Kendinizi Önemseyin
Bir Cuma günü sınıfta
işler yolunda gitmiyor gibiydi. Bütün hafta yeni bir konu üzerinde
çalışmıştık. Öğrencilerin kendileri hakkında hayal kırıklığına uğradığını ve
birbirlerine sinirlendiklerini hissettim. İşler çığırından çıkmadan önce bu
tuhaflığı durdurmam gerekiyordu. Bunun için herkese, sınıftaki
arkadaşlarının adını iki kağıda boşluk bırakarak listelemelerini istedim.
Sonra birbirleri hakkında düşündükleri en iyi şeyleri bulup bu kağıda
yazmalarını söyledim. Bu iş dersin kalan zamanının hepsini aldı ve
öğrenciler sınıftan çıkarken hepsi tek tek kağıtlarını bana verdiler. O
cumartesi günü her öğrencinin ismini ayrı ayrı kağıtlara yazdım ve onlar
hakkında söylenenleri sıraladım. Pazartesi günü herkese listesini dağıttım.
Bazıları iki sayfayı doldurmuştu. Bir süre sonra tüm sınıf gülümsüyordu.
"Gerçekten mi?" diye fısıldadıklarını duydum. "Bu kadar sevildiğimi
bilmiyordum!.."
Bundan sonra sınıfta hiç kimse bu kağıtların sözünü etmedi.

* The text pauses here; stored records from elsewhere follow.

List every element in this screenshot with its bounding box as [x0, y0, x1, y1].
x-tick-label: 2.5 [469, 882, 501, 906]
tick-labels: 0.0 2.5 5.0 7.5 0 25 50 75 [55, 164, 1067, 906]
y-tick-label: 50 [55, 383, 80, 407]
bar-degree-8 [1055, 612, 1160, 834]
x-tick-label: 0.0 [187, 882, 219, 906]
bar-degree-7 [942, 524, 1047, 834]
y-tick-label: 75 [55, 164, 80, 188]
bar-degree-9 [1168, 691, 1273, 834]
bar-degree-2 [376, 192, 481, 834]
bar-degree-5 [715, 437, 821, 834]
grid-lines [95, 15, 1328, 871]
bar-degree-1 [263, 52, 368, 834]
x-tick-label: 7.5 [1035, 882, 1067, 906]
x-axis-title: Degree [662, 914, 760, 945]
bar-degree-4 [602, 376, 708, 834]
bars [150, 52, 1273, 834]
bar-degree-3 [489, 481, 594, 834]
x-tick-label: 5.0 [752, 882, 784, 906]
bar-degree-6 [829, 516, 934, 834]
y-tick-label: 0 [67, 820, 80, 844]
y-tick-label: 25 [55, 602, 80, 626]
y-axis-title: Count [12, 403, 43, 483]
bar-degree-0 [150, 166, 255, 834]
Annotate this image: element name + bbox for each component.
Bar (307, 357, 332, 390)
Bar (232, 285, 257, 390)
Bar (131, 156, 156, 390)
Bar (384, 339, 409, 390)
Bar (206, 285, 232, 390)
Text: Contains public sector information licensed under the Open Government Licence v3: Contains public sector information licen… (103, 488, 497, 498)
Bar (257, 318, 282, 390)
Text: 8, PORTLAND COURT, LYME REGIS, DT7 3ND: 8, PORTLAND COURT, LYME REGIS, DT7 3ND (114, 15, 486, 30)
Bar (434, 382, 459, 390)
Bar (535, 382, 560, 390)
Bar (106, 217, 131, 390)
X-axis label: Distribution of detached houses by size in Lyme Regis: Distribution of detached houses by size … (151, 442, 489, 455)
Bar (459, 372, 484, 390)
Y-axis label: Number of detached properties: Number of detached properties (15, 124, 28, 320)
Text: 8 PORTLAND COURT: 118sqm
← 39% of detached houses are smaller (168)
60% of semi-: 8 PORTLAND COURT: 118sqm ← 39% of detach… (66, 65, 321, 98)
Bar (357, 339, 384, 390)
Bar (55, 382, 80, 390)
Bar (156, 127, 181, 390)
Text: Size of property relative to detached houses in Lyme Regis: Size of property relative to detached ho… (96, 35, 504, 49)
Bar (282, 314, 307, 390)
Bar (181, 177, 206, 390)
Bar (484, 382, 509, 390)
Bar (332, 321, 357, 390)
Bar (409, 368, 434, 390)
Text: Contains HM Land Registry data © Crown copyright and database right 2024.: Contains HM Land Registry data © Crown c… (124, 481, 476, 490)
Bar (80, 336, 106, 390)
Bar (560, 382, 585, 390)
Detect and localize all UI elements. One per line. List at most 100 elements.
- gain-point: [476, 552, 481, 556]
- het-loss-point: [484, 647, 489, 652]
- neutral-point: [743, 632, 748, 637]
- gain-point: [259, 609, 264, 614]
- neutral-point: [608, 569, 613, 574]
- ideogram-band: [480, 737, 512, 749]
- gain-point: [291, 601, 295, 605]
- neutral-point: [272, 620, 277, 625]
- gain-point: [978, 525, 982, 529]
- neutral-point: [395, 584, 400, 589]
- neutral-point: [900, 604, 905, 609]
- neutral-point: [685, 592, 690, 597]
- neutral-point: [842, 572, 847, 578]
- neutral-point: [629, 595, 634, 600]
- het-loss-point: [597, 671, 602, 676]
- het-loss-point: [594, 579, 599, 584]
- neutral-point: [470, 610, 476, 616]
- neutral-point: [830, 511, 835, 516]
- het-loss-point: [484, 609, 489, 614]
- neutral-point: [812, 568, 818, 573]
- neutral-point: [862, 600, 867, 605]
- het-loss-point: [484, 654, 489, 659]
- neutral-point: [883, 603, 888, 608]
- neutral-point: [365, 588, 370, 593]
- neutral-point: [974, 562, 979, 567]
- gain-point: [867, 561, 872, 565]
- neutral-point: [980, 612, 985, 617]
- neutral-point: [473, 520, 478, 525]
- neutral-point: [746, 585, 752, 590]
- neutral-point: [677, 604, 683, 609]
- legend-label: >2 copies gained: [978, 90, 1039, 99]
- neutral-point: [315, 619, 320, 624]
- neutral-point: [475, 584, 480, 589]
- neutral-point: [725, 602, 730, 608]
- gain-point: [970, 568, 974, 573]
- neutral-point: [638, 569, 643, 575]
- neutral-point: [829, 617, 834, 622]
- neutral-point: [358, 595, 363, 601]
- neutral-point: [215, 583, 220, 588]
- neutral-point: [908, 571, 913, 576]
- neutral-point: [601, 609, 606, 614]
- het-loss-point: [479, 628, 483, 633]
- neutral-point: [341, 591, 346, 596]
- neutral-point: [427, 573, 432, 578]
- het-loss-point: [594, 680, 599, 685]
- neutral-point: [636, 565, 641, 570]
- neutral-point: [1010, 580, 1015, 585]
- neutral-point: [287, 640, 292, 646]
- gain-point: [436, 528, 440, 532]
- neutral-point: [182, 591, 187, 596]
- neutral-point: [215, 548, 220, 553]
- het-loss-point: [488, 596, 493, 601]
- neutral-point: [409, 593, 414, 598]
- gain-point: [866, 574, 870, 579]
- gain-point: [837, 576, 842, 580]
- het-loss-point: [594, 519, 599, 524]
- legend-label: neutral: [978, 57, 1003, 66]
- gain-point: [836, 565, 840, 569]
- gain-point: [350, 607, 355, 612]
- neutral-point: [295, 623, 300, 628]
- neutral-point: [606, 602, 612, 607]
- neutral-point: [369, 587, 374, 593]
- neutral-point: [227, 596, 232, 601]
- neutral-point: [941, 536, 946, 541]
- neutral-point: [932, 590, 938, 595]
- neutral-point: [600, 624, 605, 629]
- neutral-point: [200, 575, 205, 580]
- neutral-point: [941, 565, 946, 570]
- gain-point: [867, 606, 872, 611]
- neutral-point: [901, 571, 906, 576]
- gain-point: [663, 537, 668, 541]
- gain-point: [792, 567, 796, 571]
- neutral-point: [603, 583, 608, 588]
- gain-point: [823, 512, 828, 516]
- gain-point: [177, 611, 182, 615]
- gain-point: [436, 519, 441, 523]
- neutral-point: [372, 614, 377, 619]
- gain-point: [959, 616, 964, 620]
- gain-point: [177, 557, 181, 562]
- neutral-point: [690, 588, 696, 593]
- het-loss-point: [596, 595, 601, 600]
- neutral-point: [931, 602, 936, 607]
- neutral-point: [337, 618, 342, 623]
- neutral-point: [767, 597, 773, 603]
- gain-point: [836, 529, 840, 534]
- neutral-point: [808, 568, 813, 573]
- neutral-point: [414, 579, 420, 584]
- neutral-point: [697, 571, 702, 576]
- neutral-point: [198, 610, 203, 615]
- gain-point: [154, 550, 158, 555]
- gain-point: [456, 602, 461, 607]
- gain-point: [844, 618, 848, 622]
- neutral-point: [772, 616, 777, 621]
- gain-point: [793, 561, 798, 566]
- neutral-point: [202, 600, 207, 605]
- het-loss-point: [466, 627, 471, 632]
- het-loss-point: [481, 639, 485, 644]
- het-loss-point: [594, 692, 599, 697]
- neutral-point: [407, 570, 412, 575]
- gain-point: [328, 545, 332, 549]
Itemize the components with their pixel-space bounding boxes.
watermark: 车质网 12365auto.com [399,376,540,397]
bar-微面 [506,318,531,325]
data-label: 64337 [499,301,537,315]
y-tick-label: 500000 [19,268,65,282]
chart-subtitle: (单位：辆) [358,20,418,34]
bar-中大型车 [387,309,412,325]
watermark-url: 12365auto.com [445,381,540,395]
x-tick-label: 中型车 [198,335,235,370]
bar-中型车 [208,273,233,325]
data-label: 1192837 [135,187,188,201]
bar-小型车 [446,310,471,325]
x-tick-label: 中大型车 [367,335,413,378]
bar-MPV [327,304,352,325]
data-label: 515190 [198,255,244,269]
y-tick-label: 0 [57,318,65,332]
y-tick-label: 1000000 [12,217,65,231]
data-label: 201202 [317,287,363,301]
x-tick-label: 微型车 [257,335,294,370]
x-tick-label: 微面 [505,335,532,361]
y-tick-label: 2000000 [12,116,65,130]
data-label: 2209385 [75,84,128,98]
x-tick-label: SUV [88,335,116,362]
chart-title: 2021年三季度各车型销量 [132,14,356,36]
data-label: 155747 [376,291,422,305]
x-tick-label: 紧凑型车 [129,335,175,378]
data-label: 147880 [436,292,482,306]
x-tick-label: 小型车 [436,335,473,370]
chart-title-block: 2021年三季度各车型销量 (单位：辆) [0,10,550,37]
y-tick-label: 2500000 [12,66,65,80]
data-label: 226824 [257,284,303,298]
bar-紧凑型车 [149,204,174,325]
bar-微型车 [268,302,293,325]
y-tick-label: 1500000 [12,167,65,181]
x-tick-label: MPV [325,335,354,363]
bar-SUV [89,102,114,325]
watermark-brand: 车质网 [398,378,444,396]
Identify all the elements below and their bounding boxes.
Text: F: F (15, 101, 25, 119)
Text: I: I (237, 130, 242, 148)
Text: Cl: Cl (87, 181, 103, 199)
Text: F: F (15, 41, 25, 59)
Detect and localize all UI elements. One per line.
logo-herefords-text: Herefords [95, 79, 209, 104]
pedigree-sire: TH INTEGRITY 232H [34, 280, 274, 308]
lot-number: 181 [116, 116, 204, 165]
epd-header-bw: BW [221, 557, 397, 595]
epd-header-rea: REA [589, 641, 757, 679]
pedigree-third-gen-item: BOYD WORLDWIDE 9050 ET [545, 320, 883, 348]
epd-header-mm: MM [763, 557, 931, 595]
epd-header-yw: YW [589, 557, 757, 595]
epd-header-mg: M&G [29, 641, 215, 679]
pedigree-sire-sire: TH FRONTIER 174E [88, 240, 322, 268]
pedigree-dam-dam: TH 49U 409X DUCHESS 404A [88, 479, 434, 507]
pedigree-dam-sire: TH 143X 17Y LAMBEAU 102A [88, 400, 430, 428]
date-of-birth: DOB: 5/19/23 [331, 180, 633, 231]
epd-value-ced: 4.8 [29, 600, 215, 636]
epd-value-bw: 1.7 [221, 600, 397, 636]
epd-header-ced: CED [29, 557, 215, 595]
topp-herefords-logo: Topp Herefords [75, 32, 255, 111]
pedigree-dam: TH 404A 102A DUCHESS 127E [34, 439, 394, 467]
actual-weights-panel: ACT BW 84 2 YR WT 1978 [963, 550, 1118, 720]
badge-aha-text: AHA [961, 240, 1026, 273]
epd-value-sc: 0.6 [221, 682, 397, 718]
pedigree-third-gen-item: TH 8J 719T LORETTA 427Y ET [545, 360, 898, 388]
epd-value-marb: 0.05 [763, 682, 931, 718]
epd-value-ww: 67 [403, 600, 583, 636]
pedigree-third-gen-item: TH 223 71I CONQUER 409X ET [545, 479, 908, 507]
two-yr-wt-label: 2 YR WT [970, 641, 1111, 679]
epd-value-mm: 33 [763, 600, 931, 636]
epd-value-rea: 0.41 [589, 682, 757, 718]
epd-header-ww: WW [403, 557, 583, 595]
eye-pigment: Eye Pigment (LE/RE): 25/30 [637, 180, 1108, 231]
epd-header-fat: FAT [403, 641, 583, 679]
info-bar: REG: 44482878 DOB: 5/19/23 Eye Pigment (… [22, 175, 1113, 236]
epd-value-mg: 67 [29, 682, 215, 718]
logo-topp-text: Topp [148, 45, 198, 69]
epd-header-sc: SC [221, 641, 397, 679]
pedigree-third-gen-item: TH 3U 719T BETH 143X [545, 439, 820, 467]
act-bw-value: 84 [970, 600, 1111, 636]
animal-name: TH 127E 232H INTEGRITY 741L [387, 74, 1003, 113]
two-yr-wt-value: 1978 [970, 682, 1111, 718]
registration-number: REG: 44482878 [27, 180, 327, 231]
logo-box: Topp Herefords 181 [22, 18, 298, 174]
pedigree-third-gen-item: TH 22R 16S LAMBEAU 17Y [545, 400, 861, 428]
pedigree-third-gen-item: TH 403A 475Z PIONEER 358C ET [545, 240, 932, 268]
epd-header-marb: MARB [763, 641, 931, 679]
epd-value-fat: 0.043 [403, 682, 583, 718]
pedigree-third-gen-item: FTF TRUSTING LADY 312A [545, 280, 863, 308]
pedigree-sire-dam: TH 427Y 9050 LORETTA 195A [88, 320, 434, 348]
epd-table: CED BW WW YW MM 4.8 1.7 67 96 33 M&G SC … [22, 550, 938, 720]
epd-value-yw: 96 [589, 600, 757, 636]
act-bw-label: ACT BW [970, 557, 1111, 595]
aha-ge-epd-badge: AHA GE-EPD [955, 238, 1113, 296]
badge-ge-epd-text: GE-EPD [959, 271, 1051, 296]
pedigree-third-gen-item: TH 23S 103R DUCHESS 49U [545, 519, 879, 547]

Dersten sonra veya aileleriyle tartışıp tartışmadıklarını bilmiyorum, ama
zaten işin bu kısmı önemli değil. Egzersiz amacına ulaşmıştı. Öğrenciler
kendileri ve birbirleriyle mutluydular. Bu sınıf böyle devam etti. Yıllar
sonra bir yolculuk dönüşü , annemle babam beni havaalanından aldı. Eve
giderken annem yolculuk hakkında olağan sorularını sordu. Bir ara bir
sessizlik oldu. Annem babama yan yan baktı ve "Babası?" dedi. Babam boğazını
temizledi ve "Eklund'lar geçen gece aradı" dedi. "Gerçekten mi?" dedim.
"onlardan haber almayalı yıllar oldu. Mark'ın nasıl olduğunu merak
ediyordum." Babam sakin sakin yanıt verdi. "Mark Vietnam'da ölmüş. Cenazesi
yarın kalkıyor ve ailesi seninde katılmanı arzu ediyor." Bugün bile babam
bunları söylerken yolun hangi noktasında durduğumuzu söyleyebilirim. O güne
kadar askeri üniforma içinde bir din adamı görmemiştim. Mark'ın
arkadaşlarının hepsi gelmişti. Eski sınıf arkadaşı Chuck'ın kız kardeşi
üzüntülü bir ezgi söyledi. Neden cenaze günü yağmur yağmak zorundadır ki?
Zaten mezarın başında bulunmak oldukça zor. Her zamanki dualar okundu ve
borazan çalındı. Orada dururken, tabutu taşıyan askerlerden biri yanıma
gelip, "Siz Mark'ın matematik öğretmeni miydiniz?" diye sordu. Tabuta
bakmayı sürdürerek başımla onayladım. "Mark sizden çok bahsetti." dedi.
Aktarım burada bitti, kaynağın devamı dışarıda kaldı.